A compassionate behemoth

William Davies writes in the London Review of Books:

Home secretaries see the world in Hobbesian terms, as a dangerous and frightening place, in which vulnerable people are robbed, murdered and blown up, and these things happen because the state has failed them. What’s worse, lawyers and Guardian readers – who are rarely the victims of these crimes – then criticise the state for trying harder to protect the public through surveillance and policing.

Well observed. Davies argues that Theresa May’s outlook may have predated her Home Secretaryship:

…Theresa May’s long tenure (six years) and apparent comfort at the Home Office suggests that the mindset may have deepened in her case or meshed better with her pre-existing worldview… For her, the first duty of the state is to protect, as Hobbes argued in 1651, and this comes before questions of ‘left’ and ‘right’.

Does it, really? Does not the question of whom and against whom to protect come first? Yes, all elites are Hobbesian to some degree. Some elite minds may even believe that “all men are liars” and worse. However, the most influential establishment thinkers reserve their deepest skepticism for certain subsets of humanity.

Roughly speaking, the Left suspects straight, white, nominally Christian men of Nazi sympathies. Theresa May – if she represents the “new cultural coalition… of working-class Brexiters, pensioners, Daily Mail readers and traditionalists” – should be particularly suspicious of the foreign-born and foreign-looking.

The fear of “evil men” roaming about the land in murderous bands can unite elites on the right and left into a new consensus, which would privilege security and social welfare over liberty.

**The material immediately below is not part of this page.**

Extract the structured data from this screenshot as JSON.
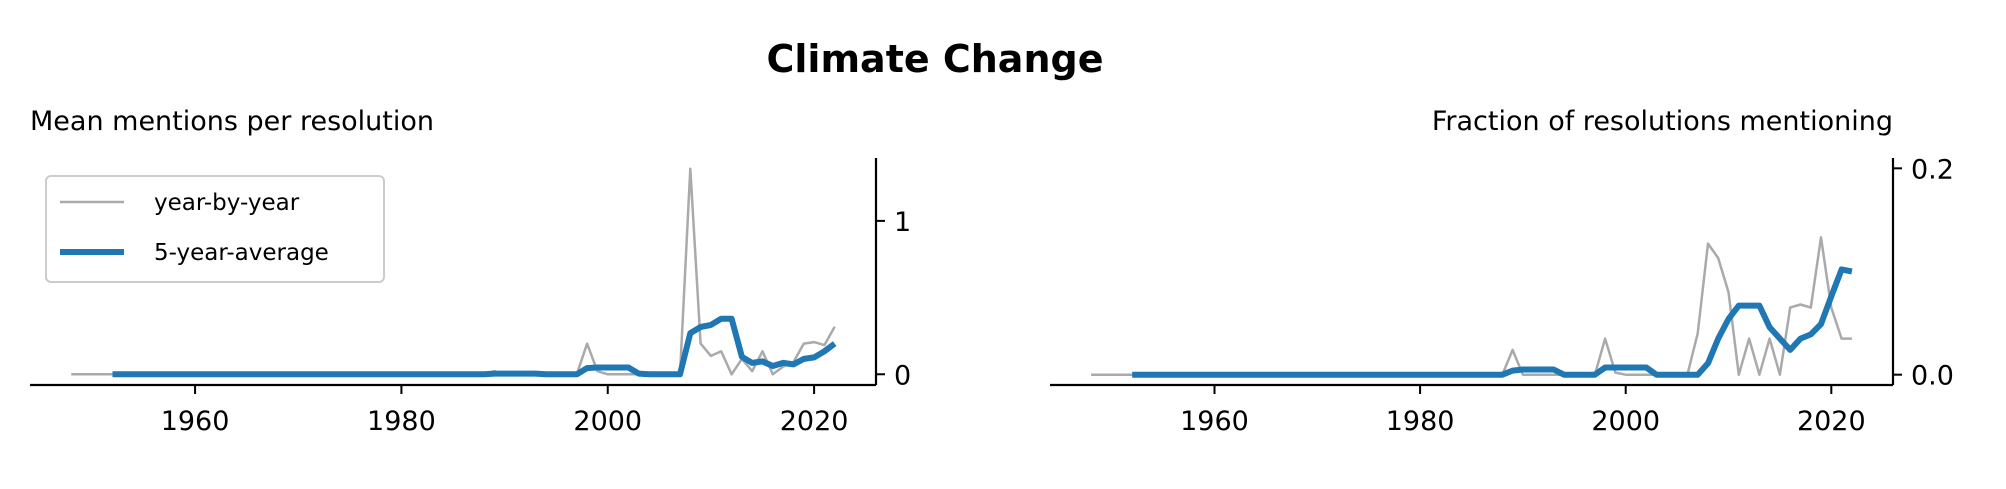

The paternalistic state – Davies calls it “protective” – is likely to discriminate: so did the neoliberal state, but it relied on markets – on “rivalry itself” – to pick winners and losers. The “protective state” will probably abandon market criteria in favor of its own value judgments, according to Davies:

The neoliberal state offers no view on what a good company or school or artist looks like. Instead, it uses rankings, contests and markets in order to find out who rises to the top. The question any neoliberal – or liberal for that matter – might now want to ask May is this: on what basis do you distinguish the worthy from the unworthy?

Time will tell, but so far it doesn’t sound like a recipe for minimal government.